Throughout this intellectual and literary romp, Berlinski repeatedly observes that it isn’t compelling scientific data but rather an atheistic “faith” that stands behind the pretentious declarations put forward by Dawkins and his cohorts—a faith that’s blind to the horrors perpetrated by its political comrades and obsessively eager to link poisonous effects to “everything” religious (cf. Christopher Hitchens). At times, however, this naturalistic faith is honestly admitted, as it is with geneticist Richard Lewontin: “We take the side of science in spite of the patent absurdity of some of its constructs, in spite of its failure to fulfill many of its extravagant promises of health and life, in spite of the tolerance of the scientific community for unsubstantiated just-so stories.” Lewontin explains in The New York Review of Books why this is so: “…we cannot allow a Divine Foot in the door.”
Berlinski ends his work with an intriguing historical allegory that provides a mirror-image of the dilemma facing pensive church officials at the time of Galileo’s inquisition. Today’s steely Cardinal works within the Cathedral of science—and has done so for the last four hundred years. Yet the impressive edifice constructed by the faithful remains unfinished. Indeed, it seems destined to remain that way—its various sections aesthetically at odds with each other. Berlinski confesses that he has labored within this Cathedral his whole life, but “if science in the twentieth century has demonstrated anything, it is that there are limits to what we can know.”
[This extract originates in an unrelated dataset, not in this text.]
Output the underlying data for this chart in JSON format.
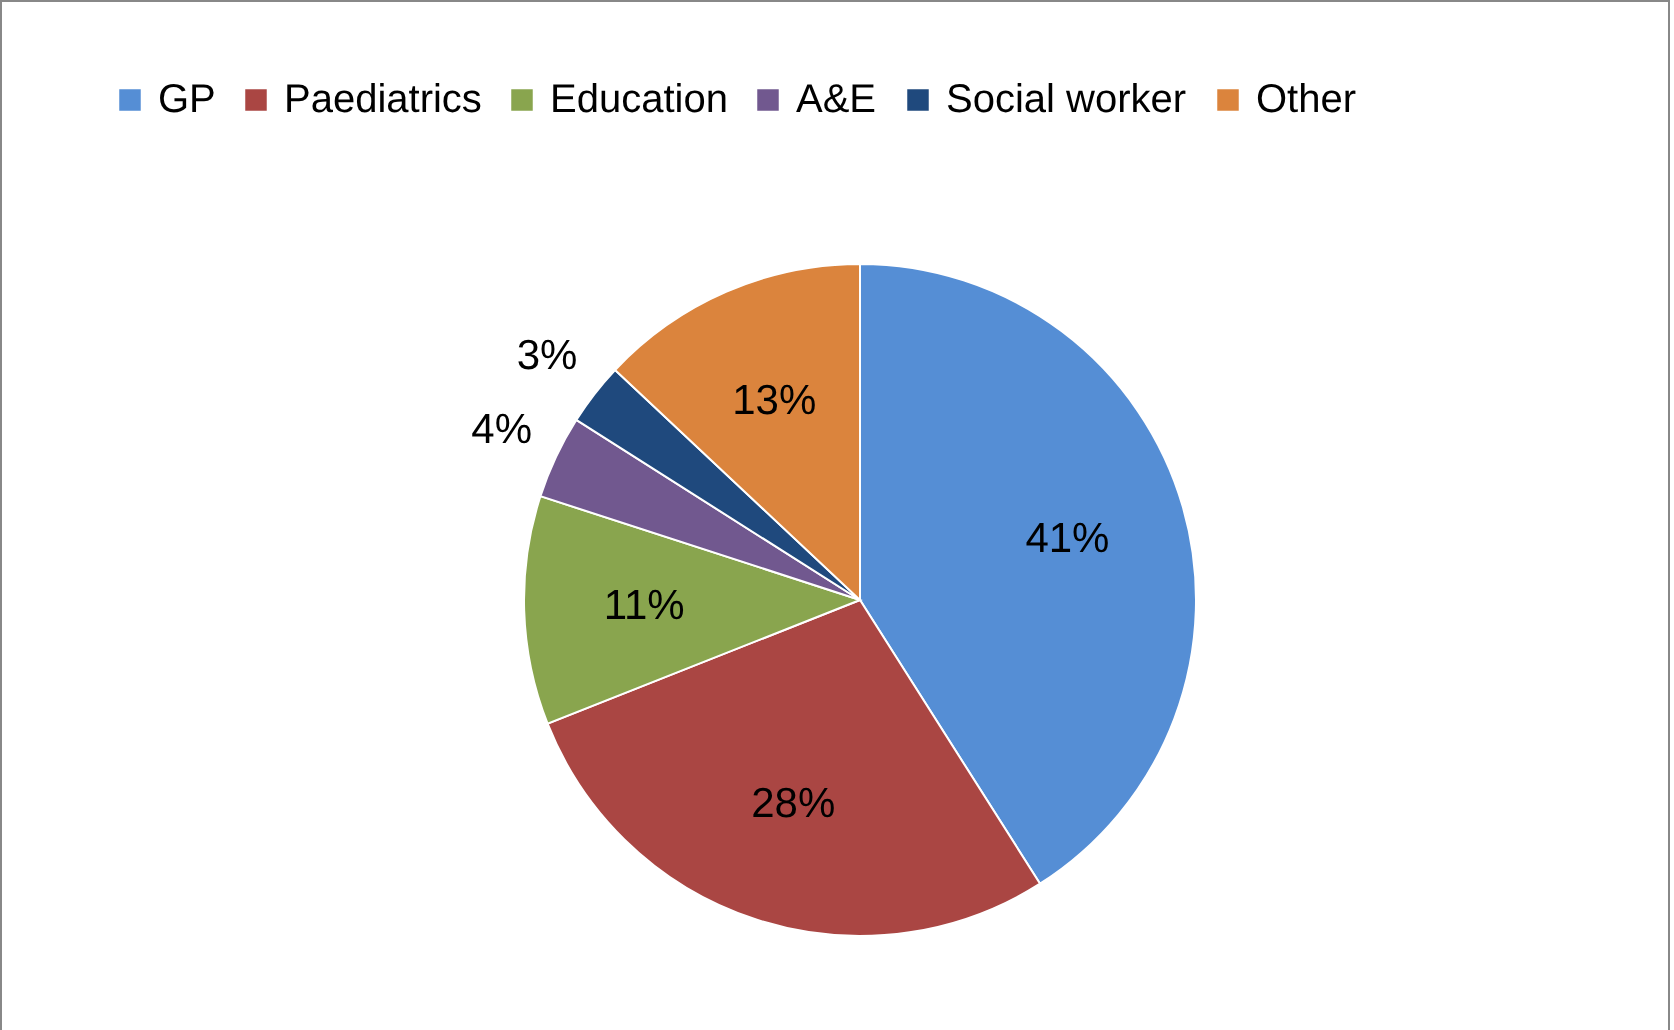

In an earlier chapter, after lampooning a prominent physicist’s misbegotten foray into philosophical cosmology, Berlinski paraphrases a famous movie line spoken by Clint Eastwood: “A man’s got to know his limitations.” The modern Cathedral of science stands as a testament to that cinematic aphorism. It’s a state of affairs that suits Berlinski’s skeptical temperament as much as it rankles true believers from the church of scientific atheism.